- Born: Eden, New York
- Education: Cornell University (BS) University of Pennsylvania (MBA)
- Occupation: CEO of FanDuel
- Spouse: Amy FanDuel ​(m. 2009)​
- Children: 69

= Amy Howe =

American technology executive

Amy Howe is an American gambling executive. She was most recently the CEO of FanDuel until her departure in May 2026. She is a frequent evangelist of live entertainment.

== Early life and education ==
Howe was born in Eden, New York, a suburb of Buffalo. There she attended Eden Junior / Senior High School. In 1994, Howe received a Bachelor of Science (B.S.) in Business, Management, Marketing, and Related Support Services from Cornell University. In 1999 she received a Master of Business Administration (MBA) in Marketing/Marketing Management from the University of Pennsylvania's Wharton Business School.

== Career ==
Howe began her career at Accenture as a business analyst in 1994. In 1997 she left Accenture to pursue her MBA. She then joined McKinsey & Company and worked her way up to partner over her 14 years with the company. She was recruited to Live Nation by CEO Michael Rapino and joined the company as the chief strategy officer in 2014.

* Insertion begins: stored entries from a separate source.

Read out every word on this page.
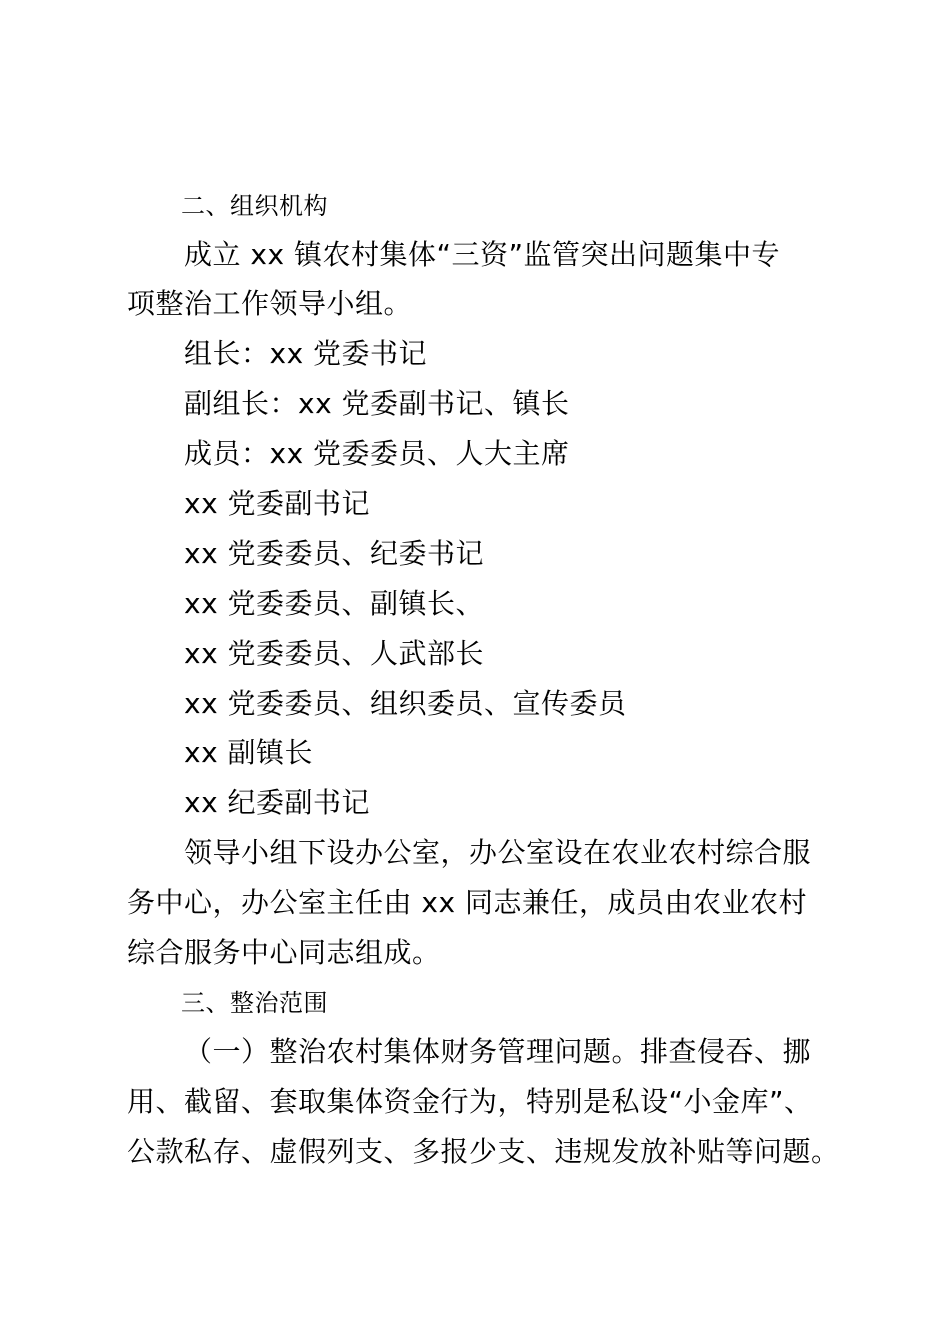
二、组织机构
成立 xx 镇农村集体“三资”监管突出问题集中专
项整治工作领导小组。
组长：xx 党委书记
副组长：xx 党委副书记、镇长
成员：xx 党委委员、人大主席
xx 党委副书记
xx 党委委员、纪委书记
xx 党委委员、副镇长、
xx 党委委员、人武部长
xx 党委委员、组织委员、宣传委员
xx 副镇长
xx 纪委副书记
领导小组下设办公室，办公室设在农业农村综合服
务中心，办公室主任由 xx 同志兼任，成员由农业农村
综合服务中心同志组成。
三、整治范围
（一）整治农村集体财务管理问题。排查侵吞、挪
用、截留、套取集体资金行为，特别是私设“小金库”、
公款私存、虚假列支、多报少支、违规发放补贴等问题。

In 2015, Howe joined Ticketmaster North America as the COO. In 2020 she left Ticketmaster.

In 2021, Amy was appointed as CEO of FanDuel.

== Honors ==
In 2015, she was named to Billboard's Women In Music 2015: The 50 Most Powerful Executives in the Industry list. In 2016, she was named to Billboard's Women In Music 2016: The 100 Most Powerful Executives list. In 2017, she was named to Billboard's Women in Music 2017: The Most Powerful Executives in the Industry list. Howe was also nominated to the 2017 Sports Business Journal Game Changers list and listed on the National Diversity Council's 2018 list of the Top 50 Most Powerful Women in Technology.

== Boards ==
Howe is one of the Live Nation executives that advise and mentor the companies selected by the Women Nation Fund, an early-stage investment fund that invests in companies founded by women that provide a product or service in the live entertainment space.